You see this pattern over and over again: you have a relatively narrow surveillance law that is implemented in a sweeping way, in secret. So the public thinks there are limits on government’s surveillance powers, [but] the government interprets the limits in the weakest possible way.”

In 2014, Merrill sued again, helped by graduate students at the Yale Law Clinic.
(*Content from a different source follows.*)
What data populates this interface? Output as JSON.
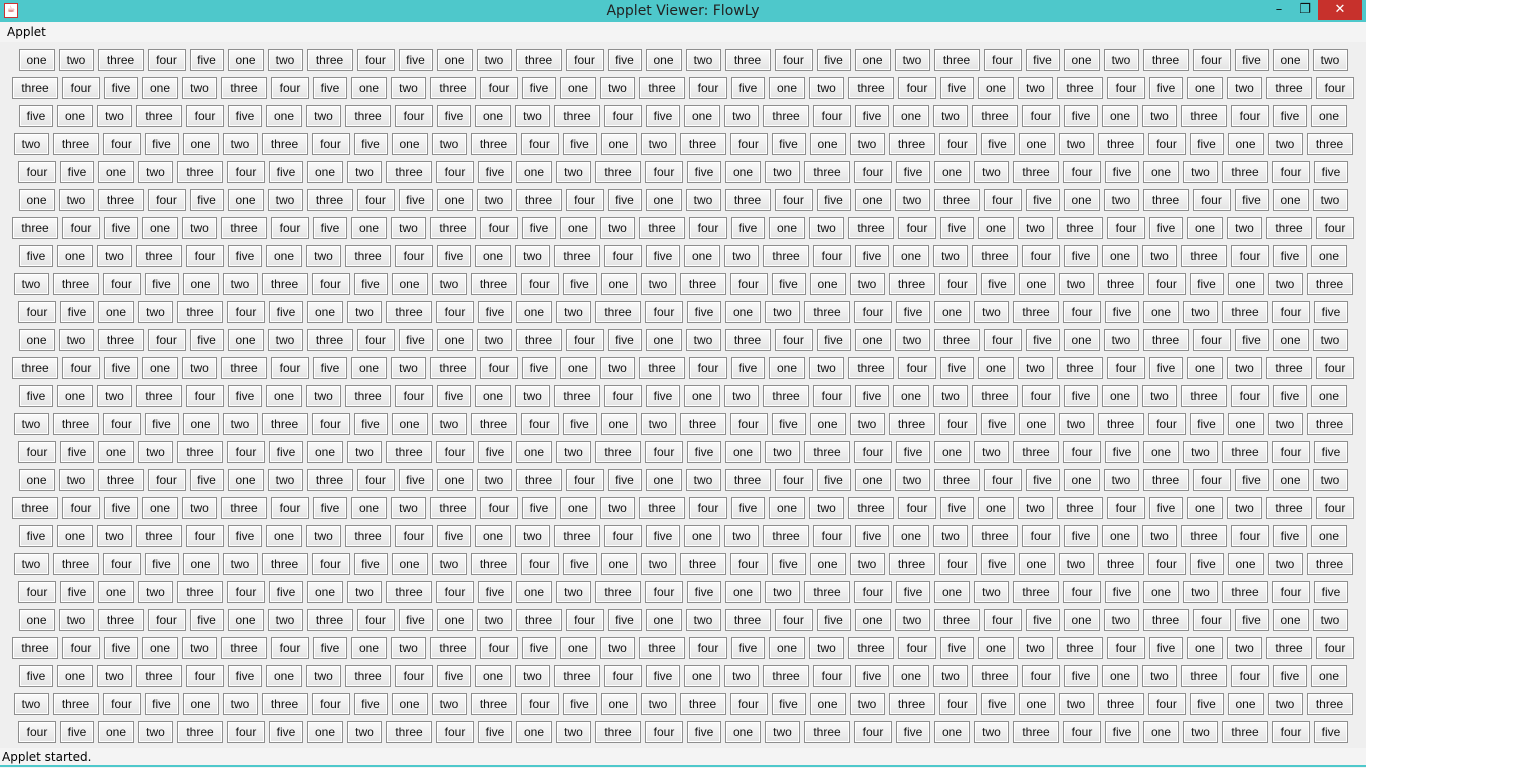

Finally, in August, the news came that the judge had ruled that the gag order be completely lifted.

          After waiting out the period in which the Department of Justice could appeal,

Merrill received permission on Monday to publish the full, unredacted version of the letter.

He said he had no idea how to respond. “I have this weird feeling that maybe this is a dream, maybe I dreamed I was allowed to talk about it,” he said.

As a result of this challenge, anyone who gets a gag order can walk into a federal court and challenge [its] legitimacy,” Jaffer said. “That’s not something that was true in 2002.”

It had taken Merrill almost 12 years of silence and secrecy.